1995 – Start of the Eugenics Wars on Earth, where the fruits of a genetic engineering project set themselves up as a new ‘master race’, headed by Khan Noonien Singh. Eventually these pumped-up lab specimens end up stranded in deep space. Their leader, Khan Noonien Singh, wiles away the years re-reading Moby Dick and the complete works of Shakespeare. Khaaaaaaan! (Star Trek, USTV, ep: ‘Space Seed’, 1968).1995 –The Proteus is launched on its rescue mission to operate on a blood-clot from inside a defector’s body (Fantastic Voyage, 1966).
1997 – Snake Plissken is sent in to prison-island Manhattan to free the oily prez from the casting remnants of Shaft and Who Killed Bambi. He’s not playing with himself, he’s going in. Oo-err…(Escape From New York, 1981)
1999 – Professor Vincent Price teaches a bunch of students about peace in post-apocalypse America by encouraging them to shoot each other. Turns out we’re all robots by then anyway. (Night Gallery, USTV, 1971, ep: ‘Class of ’99’).1999 – John Spartan is sentenced to cryogenic prison for life as an ice-lolly. Since he’s innocent of the charges, that’s a bit fucked-up. Martin Anderson, you are fined four credits for a violation of the verbal morality code. (Demolition Man, 1993)
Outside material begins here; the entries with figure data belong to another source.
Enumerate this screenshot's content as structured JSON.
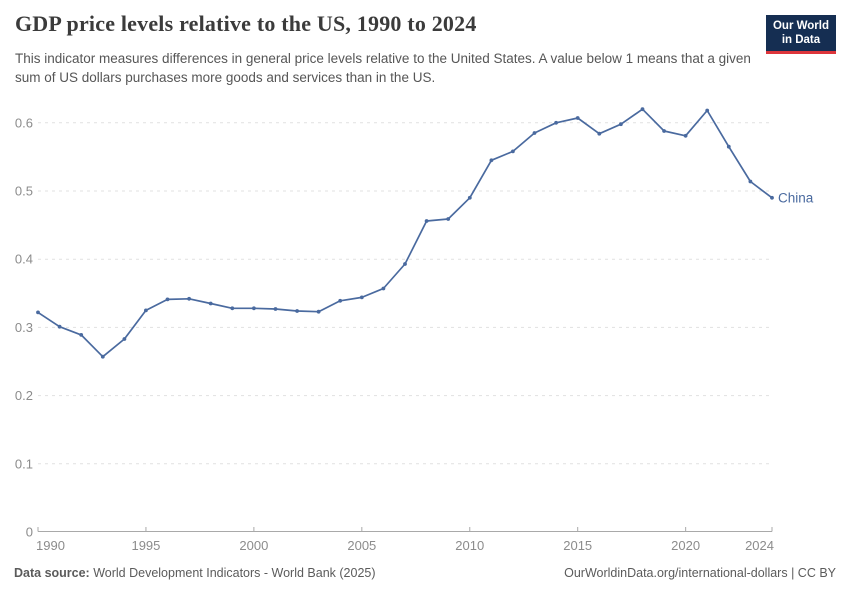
{
  "header": {
    "title": "GDP price levels relative to the US, 1990 to 2024",
    "subtitle": "This indicator measures differences in general price levels relative to the United States. A value below 1 means that a given sum of US dollars purchases more goods and services than in the US.",
    "logo": {
      "line1": "Our World",
      "line2": "in Data",
      "bg_color": "#152e52",
      "accent_color": "#dd353b"
    }
  },
  "chart_data": {
    "type": "line",
    "title": "GDP price levels relative to the US, 1990 to 2024",
    "xlabel": "",
    "ylabel": "",
    "xlim": [
      1990,
      2024
    ],
    "ylim": [
      0,
      0.65
    ],
    "xticks": [
      1990,
      1995,
      2000,
      2005,
      2010,
      2015,
      2020,
      2024
    ],
    "yticks": [
      0,
      0.1,
      0.2,
      0.3,
      0.4,
      0.5,
      0.6
    ],
    "grid": "horizontal dashed",
    "legend_position": "end-of-line label",
    "series": [
      {
        "name": "China",
        "color": "#4a6a9f",
        "x": [
          1990,
          1991,
          1992,
          1993,
          1994,
          1995,
          1996,
          1997,
          1998,
          1999,
          2000,
          2001,
          2002,
          2003,
          2004,
          2005,
          2006,
          2007,
          2008,
          2009,
          2010,
          2011,
          2012,
          2013,
          2014,
          2015,
          2016,
          2017,
          2018,
          2019,
          2020,
          2021,
          2022,
          2023,
          2024
        ],
        "values": [
          0.322,
          0.301,
          0.289,
          0.257,
          0.283,
          0.325,
          0.341,
          0.342,
          0.335,
          0.328,
          0.328,
          0.327,
          0.324,
          0.323,
          0.339,
          0.344,
          0.357,
          0.393,
          0.456,
          0.459,
          0.49,
          0.545,
          0.558,
          0.585,
          0.6,
          0.607,
          0.584,
          0.598,
          0.62,
          0.588,
          0.581,
          0.618,
          0.565,
          0.514,
          0.49
        ]
      }
    ]
  },
  "footer": {
    "source_label": "Data source:",
    "source_text": " World Development Indicators - World Bank (2025)",
    "link_text": "OurWorldinData.org/international-dollars | CC BY"
  },
  "colors": {
    "axis_text": "#8c8c8c",
    "gridline": "#e1e1e1",
    "axis_line": "#a9a9a9",
    "line": "#4a6a9f"
  }
}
1999 – The moon is blasted out of Earth’s orbit by a nuclear reaction of all the toxic waste that has been dumped there over the years. Barbara Bain misses the event as this would have involved her turning her head round, something she never did once in the entire two years of the Gerry Anderson series (Space:1999, UK/US TV, 1976).
1999 – Well, I guess this was going to be a hot year for this list. Disgraced copper turned virtual-sex peddler Ralph Fiennes finally finds himself in an environment where pronouncing ‘Ralph’ as ‘Raiph’ at least has some kind of sci-fi justification, and ends up inadvertently trailing a murderer on new year’s eve (Strange Days, 1995)1999 – Space probe Voyager VI is launched, and will eventually return to Earth (as ‘V’ger’) with such a bloated upgrade as to make anything from Microsoft pale in comparison. (Star Trek: The Motion Picture, 1979)2000 – An Earthquake of 9.6 magnitude splits Los Angeles off of the mainland United States. Shortly after, a small town called ‘Otisburg’ is established on the newly defined California coast. (Escape From L.A., 1997)
2000 – David Carradine gets about a million points on his licence – and several pedestrians on the windscreen – by participating in the no-rules, knock-em-down car derby known as the Death Race. (Death Race 2000, 1975)
2001 – An ape’s bone turns into a war satellite and suddenly it’s like the petrol crisis and Watergate never happened, and NASA is fully equipped to send a couple of anodyne astronauts heading to Jupiter in the company of their frozen buddies and a blue-screening computer. And the girls are still making tea for the boys (2001: A Space Odyssey, 1968).